Une autre omission importante d’Heisbourg est son refus de prendre en compte la question fondamentale de la « continuité des contrats » qui a servi de socle à l’introduction – sans aucun heurt – de la monnaie unique en 1999. Il ne soulève pas non plus l’impact d’une sortie de l’euro sur la gestion des dettes souveraines ni ses conséquences pour l’exécution des contrats tant privés que publics libellées en euros. Si on peut imaginer d’imposer par voie législative la redénomination de contrats (y compris la dette souveraine) entre parties qui sont toutes deux résidents ou nationaux des pays concernés, toute tentative d’imposer une telle solution à des non résidents serait considérée comme l’équivalent d’une déclaration de faillite. Au-delà du déluge prévisible d’actions en justice,  la partie défaillante se verrait privée de tout accès aux marchés financiers pour un lapse de temps considérable. Pour un pays comme la France dont – contrairement à l’Italie – une proportion élevée de la dette souveraine est détenue hors des frontières, cela conduirait inévitablement à l’effondrement de son économie ; un engagement de continuer à honorer la dette détenue par les étrangers en euros entraînerait – après la dévaluation inévitable de la nouvelle monnaie – un accroissement de la dette à un niveau insoutenable, imposant à la population des mesures qui feraient apparaître l’« austérité », aujourd’hui tant décriée, comme une promenade de  santé !

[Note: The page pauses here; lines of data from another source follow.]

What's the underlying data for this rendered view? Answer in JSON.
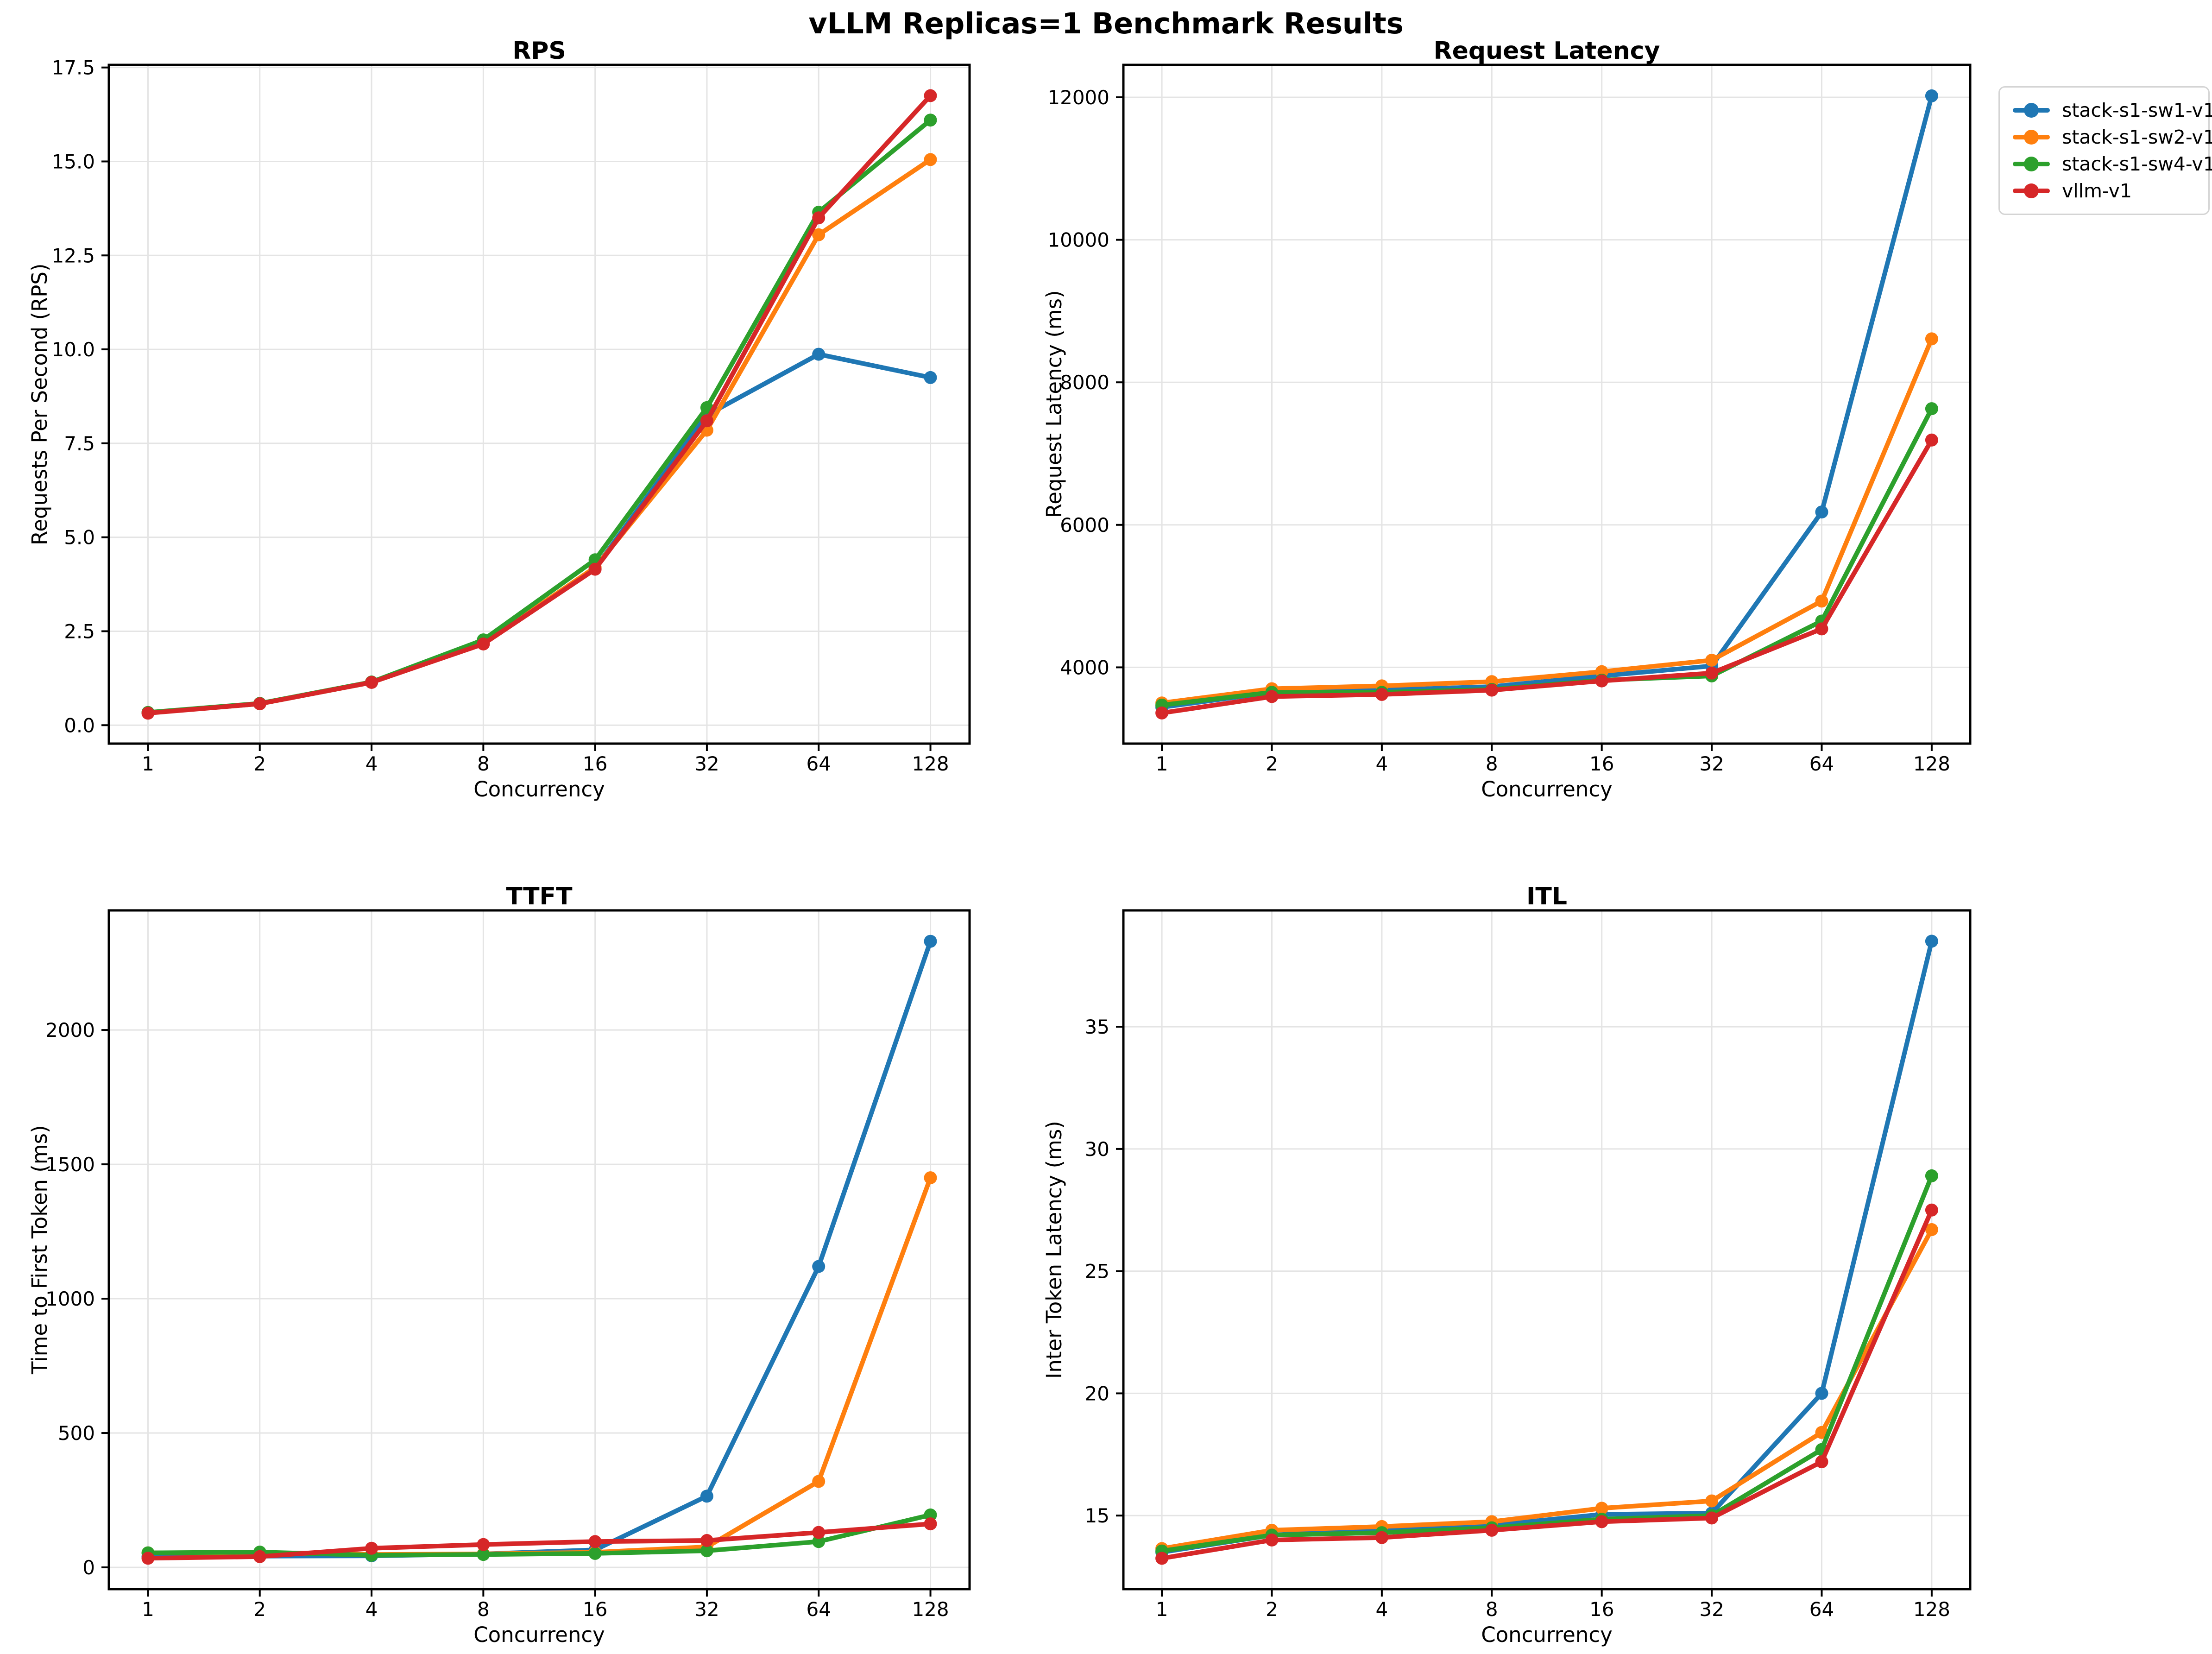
{
  "figure": {
    "title": "vLLM Replicas=1 Benchmark Results",
    "background": "#ffffff"
  },
  "legend": {
    "items": [
      {
        "label": "stack-s1-sw1-v1",
        "color": "#1f77b4"
      },
      {
        "label": "stack-s1-sw2-v1",
        "color": "#ff7f0e"
      },
      {
        "label": "stack-s1-sw4-v1",
        "color": "#2ca02c"
      },
      {
        "label": "vllm-v1",
        "color": "#d62728"
      }
    ]
  },
  "chart_data": [
    {
      "type": "line",
      "title": "RPS",
      "xlabel": "Concurrency",
      "ylabel": "Requests Per Second (RPS)",
      "categories": [
        "1",
        "2",
        "4",
        "8",
        "16",
        "32",
        "64",
        "128"
      ],
      "ylim": [
        -0.49,
        17.57
      ],
      "grid": true,
      "yticks": [
        {
          "v": 0.0,
          "label": "0.0"
        },
        {
          "v": 2.5,
          "label": "2.5"
        },
        {
          "v": 5.0,
          "label": "5.0"
        },
        {
          "v": 7.5,
          "label": "7.5"
        },
        {
          "v": 10.0,
          "label": "10.0"
        },
        {
          "v": 12.5,
          "label": "12.5"
        },
        {
          "v": 15.0,
          "label": "15.0"
        },
        {
          "v": 17.5,
          "label": "17.5"
        }
      ],
      "series": [
        {
          "name": "stack-s1-sw1-v1",
          "values": [
            0.33,
            0.57,
            1.14,
            2.17,
            4.18,
            8.25,
            9.87,
            9.25
          ]
        },
        {
          "name": "stack-s1-sw2-v1",
          "values": [
            0.33,
            0.57,
            1.14,
            2.17,
            4.2,
            7.85,
            13.05,
            15.05
          ]
        },
        {
          "name": "stack-s1-sw4-v1",
          "values": [
            0.34,
            0.58,
            1.15,
            2.27,
            4.4,
            8.45,
            13.65,
            16.1
          ]
        },
        {
          "name": "vllm-v1",
          "values": [
            0.32,
            0.57,
            1.14,
            2.16,
            4.15,
            8.1,
            13.5,
            16.75
          ]
        }
      ]
    },
    {
      "type": "line",
      "title": "Request Latency",
      "xlabel": "Concurrency",
      "ylabel": "Request Latency (ms)",
      "categories": [
        "1",
        "2",
        "4",
        "8",
        "16",
        "32",
        "64",
        "128"
      ],
      "ylim": [
        2930,
        12455
      ],
      "grid": true,
      "yticks": [
        {
          "v": 4000,
          "label": "4000"
        },
        {
          "v": 6000,
          "label": "6000"
        },
        {
          "v": 8000,
          "label": "8000"
        },
        {
          "v": 10000,
          "label": "10000"
        },
        {
          "v": 12000,
          "label": "12000"
        }
      ],
      "series": [
        {
          "name": "stack-s1-sw1-v1",
          "values": [
            3440,
            3650,
            3680,
            3730,
            3880,
            4020,
            6180,
            12020
          ]
        },
        {
          "name": "stack-s1-sw2-v1",
          "values": [
            3500,
            3700,
            3740,
            3800,
            3940,
            4100,
            4930,
            8610
          ]
        },
        {
          "name": "stack-s1-sw4-v1",
          "values": [
            3470,
            3650,
            3650,
            3690,
            3820,
            3880,
            4650,
            7630
          ]
        },
        {
          "name": "vllm-v1",
          "values": [
            3360,
            3590,
            3620,
            3680,
            3810,
            3920,
            4540,
            7190
          ]
        }
      ]
    },
    {
      "type": "line",
      "title": "TTFT",
      "xlabel": "Concurrency",
      "ylabel": "Time to First Token (ms)",
      "categories": [
        "1",
        "2",
        "4",
        "8",
        "16",
        "32",
        "64",
        "128"
      ],
      "ylim": [
        -81,
        2445
      ],
      "grid": true,
      "yticks": [
        {
          "v": 0,
          "label": "0"
        },
        {
          "v": 500,
          "label": "500"
        },
        {
          "v": 1000,
          "label": "1000"
        },
        {
          "v": 1500,
          "label": "1500"
        },
        {
          "v": 2000,
          "label": "2000"
        }
      ],
      "series": [
        {
          "name": "stack-s1-sw1-v1",
          "values": [
            40,
            42,
            43,
            50,
            65,
            265,
            1120,
            2330
          ]
        },
        {
          "name": "stack-s1-sw2-v1",
          "values": [
            54,
            55,
            48,
            50,
            56,
            76,
            320,
            1450
          ]
        },
        {
          "name": "stack-s1-sw4-v1",
          "values": [
            54,
            57,
            45,
            48,
            52,
            62,
            96,
            195
          ]
        },
        {
          "name": "vllm-v1",
          "values": [
            34,
            40,
            71,
            85,
            96,
            100,
            130,
            162
          ]
        }
      ]
    },
    {
      "type": "line",
      "title": "ITL",
      "xlabel": "Concurrency",
      "ylabel": "Inter Token Latency (ms)",
      "categories": [
        "1",
        "2",
        "4",
        "8",
        "16",
        "32",
        "64",
        "128"
      ],
      "ylim": [
        11.99,
        39.76
      ],
      "grid": true,
      "yticks": [
        {
          "v": 15,
          "label": "15"
        },
        {
          "v": 20,
          "label": "20"
        },
        {
          "v": 25,
          "label": "25"
        },
        {
          "v": 30,
          "label": "30"
        },
        {
          "v": 35,
          "label": "35"
        }
      ],
      "series": [
        {
          "name": "stack-s1-sw1-v1",
          "values": [
            13.5,
            14.2,
            14.45,
            14.6,
            15.05,
            15.1,
            20.0,
            38.5
          ]
        },
        {
          "name": "stack-s1-sw2-v1",
          "values": [
            13.65,
            14.4,
            14.55,
            14.75,
            15.3,
            15.6,
            18.4,
            26.7
          ]
        },
        {
          "name": "stack-s1-sw4-v1",
          "values": [
            13.55,
            14.2,
            14.3,
            14.5,
            14.85,
            15.0,
            17.7,
            28.9
          ]
        },
        {
          "name": "vllm-v1",
          "values": [
            13.25,
            14.0,
            14.1,
            14.4,
            14.75,
            14.9,
            17.2,
            27.5
          ]
        }
      ]
    }
  ]
}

Il n’est donc pas possible d’agir par fiat avec la rapidité nécessaire ; il faut aussi reconnaître que l’ébruitement de toute tentative de mettre en place un processus contrôlé de sortie de l’euro induirait immédiatement des réactions de marché qui déboucheraient sur l’implosion accélérée de l’euro et la fin de l’Union, résultat qu’Heisbourg est le premier à déplorer. Sa proposition semble d’autant plus dangereuse que ses références impeccables d’ « europhile » ne peuvent que donner une crédibilité injustifiée à tous ceux qui recommandent la fin de la monnaie unique, y compris aux divagations  les plus extrêmes des mouvements nationalistes et populistes.

 

Considérons maintenant la troisième alternative qui consiste à rallier l’autre rive. La traversée comporte autant de difficultés et de dangers que ceux liés au retour en arrière. Elle implique une volonté politique sans faille de l’ensemble des membres de l’équipage œuvrant tous dans le même sens malgré l’absence de garanties d’arriver à bon port. En pratique cela signifie la poursuite d’un programme d’intégration politique, économique et financier, introduisant, au moins dans l’Eurozone, une forme adaptée de « fédéralisme » qui doit permettre de partager les bénéfices et les charges de la mise en commun d’éléments significatifs supplémentaires des souverainetés nationales. La crise financière a, en effet, fait prendre conscience qu’une union monétaire pérenne doit disposer d’un budget indépendant financé par des « ressources propres » suffisantes pour soutenir une capacité d’emprunt commune et pouvoir opérer les transferts internes nécessaires à la cohésion de l’ensemble. Comme cela a été souvent dit : « un pays peut survivre sans monnaie, mais une monnaie ne peut survivre sans pays ».

Cette constatation implique des réformes institutionnelles profondes et une révision des Traités significative, pour lesquels – il faut l’avouer – il n’y a guère d’appétit. Il est cependant impératif d’assurer une hiérarchie des normes où les lois et règles nationales, régionales et locales seraient subordonnées en cascade à celles d’un pouvoir fédéral. Les compétences fédérales devraient être limitées par la stricte application du principe de subsidiarité pour veiller à ce que les pays membres gardent le contrôle décisionnel des aspects de gouvernement qui s’exercent plus efficacement au plus près des citoyens. Pour assurer la différentiation entre les niveaux de pouvoir et réduire les occasions de conflits d’intérêt, il convient également de favoriser l’émergence de « partis politiques européens ». Cela évitera, en particulier, que les élections européennes ne soient détournées de leur objet et servent essentiellement à sanctionner les gouvernements nationaux en place. Ces exigences sont fondamentalement incompatibles avec la tendance actuelle au renforcement de l’architecture intergouvernementale de l’Union au sein de laquelle les Chefs d’État et de Gouvernements, élus démocratiquement, forment un « club » (le Conseil Européen) tout ce qu’il y a de plus antidémocratique.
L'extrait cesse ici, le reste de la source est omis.